• Sowjetistan

    September 7 in Switzerland ⋅ ☀️ 27 °C

    Zur Einstimmung auf unsere Reise haben wir "Sowjetistan" von Erika Fatland gelesen. Erhältlich u.a. hier: https://www.orellfuessli.ch/shop/home/artikelde…

    Ihre Reflektion über die Reise durch die fünf Länder Zentralasiens und deren zukünftige Entwicklung wird uns die nächsten knapp vier Wochen begleiten:

    "Die postsowjetischen Staaten in Zentralasien stehen mit anderen Worten vor gewaltigen Problemen. Ausser den mangelhaft entwickelten Demokratien geht es vielen Ländern wirtschaftlich schlecht. Die sowjetischen Machthaber haben sich nie die Mühe gemacht, die Industrie in dieser Region auszubauen, sondern nutzten die Länder als Lieferanten von Rohwaren. Den heutigen korrupten Regimen ist es mit wenigen Ausnahmen nicht gelungen, ihre Staaten aus der wirtschaftlichen Schieflage zu befreien; obwohl sie es durchaus versucht haben, sind viele noch immer vollkommen abhängig von Russland. Die Wirtschaft in Kirgisistan und Tadschikistan steht und fällt mit den Überweisungen der Arbeitsemigranten, die in russischen Städten arbeiten.
    Durch die Mitgliedschaft in der Eurasischen Wirtschaftsunion hat Kasachstan erst kürzlich noch engere Bande zu dem grossen Bruder im Norden geknüpft.
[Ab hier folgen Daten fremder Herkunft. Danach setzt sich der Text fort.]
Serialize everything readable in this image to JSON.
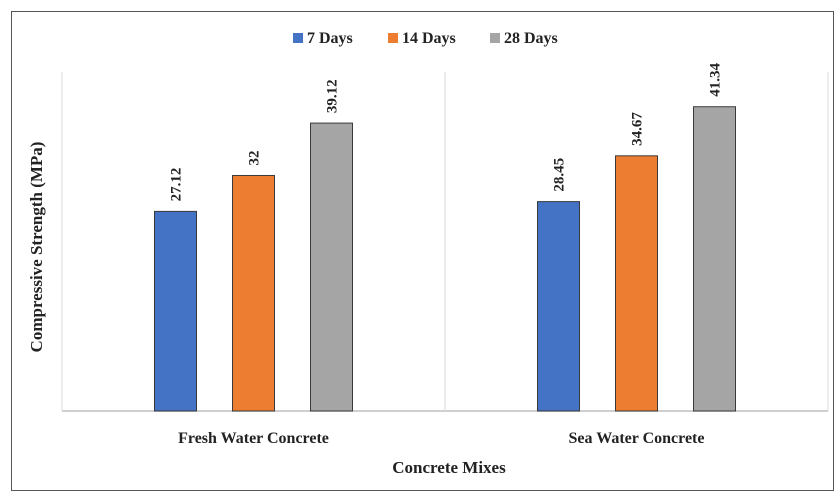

Usbekistan hat lange eine isolationistische Position vertreten, aber es gehen Gerüchte, dass Russland hinter den Kulissen aktiv tätig ist, um sicherzustellen, dass der Kreml-freundliche Chef des Geheimdienstes SNB Inojatow nach dem alternden Karimow das Präsidentenamt übernimmt.
    Es ist insgesamt unmöglich, die fünf neuen Länder in Zentralasien zu verstehen, ohne zu berücksichtigen, wie ihre Zeit als Sowjetrepubliken sie geprägt haben. In den siebzig Jahren sowjetischer Herrschaft trat Zentralasien vom Mittelalter ins 20. Jahrhundert. Dieser zivilisatorische Sprung führte zu gewaltigen Umwälzungen in den Gesellschaften. Ein ganzes Binnenmeer verschwand, Nomaden wurden gezwungen, ihre Herden aufzugeben und in Kolchosen zu leben, über eine Million Menschen starben an Hunger. Hunderte Moscheen wurden geschlossen, Frauen wurden vom Schleier befreit, die Polygamie aufgehoben, zumindest in der Theorie. Arabische Buchstaben wurden gegen kyrillische ausgetauscht, aber dafür lernten alle lesen, auch die Mädchen. Strassen, Bibliotheken, Opernhäuser, Universitäten, Krankenhäuser und Sanatorien wurden gebaut. Landesgrenzen wurden festgelegt und Aussengrenzen mit Stacheldrahtzäunen versiegelt. Fünf Nationen erblickten das Licht der Welt.
    Inmitten all dieser Veränderungen hat Zentralasien dennoch einen Teil seiner Besonderheit erhalten. Die alte Klan-Kultur überlebte Kollektivierung und Zentralkomitees. Auch die Autokratie verschwand nie, es gab sie lediglich in einer anderen Form. Gastfreundlichkeit, die Faszination für Teppiche, die alte Marktkultur, die Liebe zu Pferden und Kamelen: All dies hat bis in unsere Tage überlebt und lässt eine Reise in diese Region unvergesslich werden.
    Heute stehen die Stans an einem Kreuzweg. Sollen sie sich Russland oder China annähern oder doch gen Westen schauen? Welchen Interpretationen der eigenen Geschichte können sie vertrauen? Nach fünfundzwanzig Jahren Selbstständigkeit bemühen sich diese fünf Nationen noch immer, ihre eigene Identität zu finden, im Spannungsfeld zwischen Ost und West, zwischen Alt und Neu, mitten in Asien, umgeben von Grossmächten wie Russland und China und zerstrittenen oder unruhigen Nachbarn wie Iran und Afghanistan. Neunzig Prozent der Russen, die in Tadschikistan lebten, zwei Drittel von denen, die in Turkmenistan lebten und die Hälfte derer, die in Usbekistan lebten, haben die Länder verlassen. Zentralasien ist damit in den letzten fünfundzwanzig Jahren mehr "es selbst" geworden, zumindest ethnisch betrachtet. Aber das Erbe der Sowjetunion hängt noch immer schwer an den Stans, sowohl wirtschaftlich wie politisch. Solange die meisten Politiker aus der Sowjetzeit noch immer an der Macht sind, gibt es wenig Hoffnung auf Veränderungen."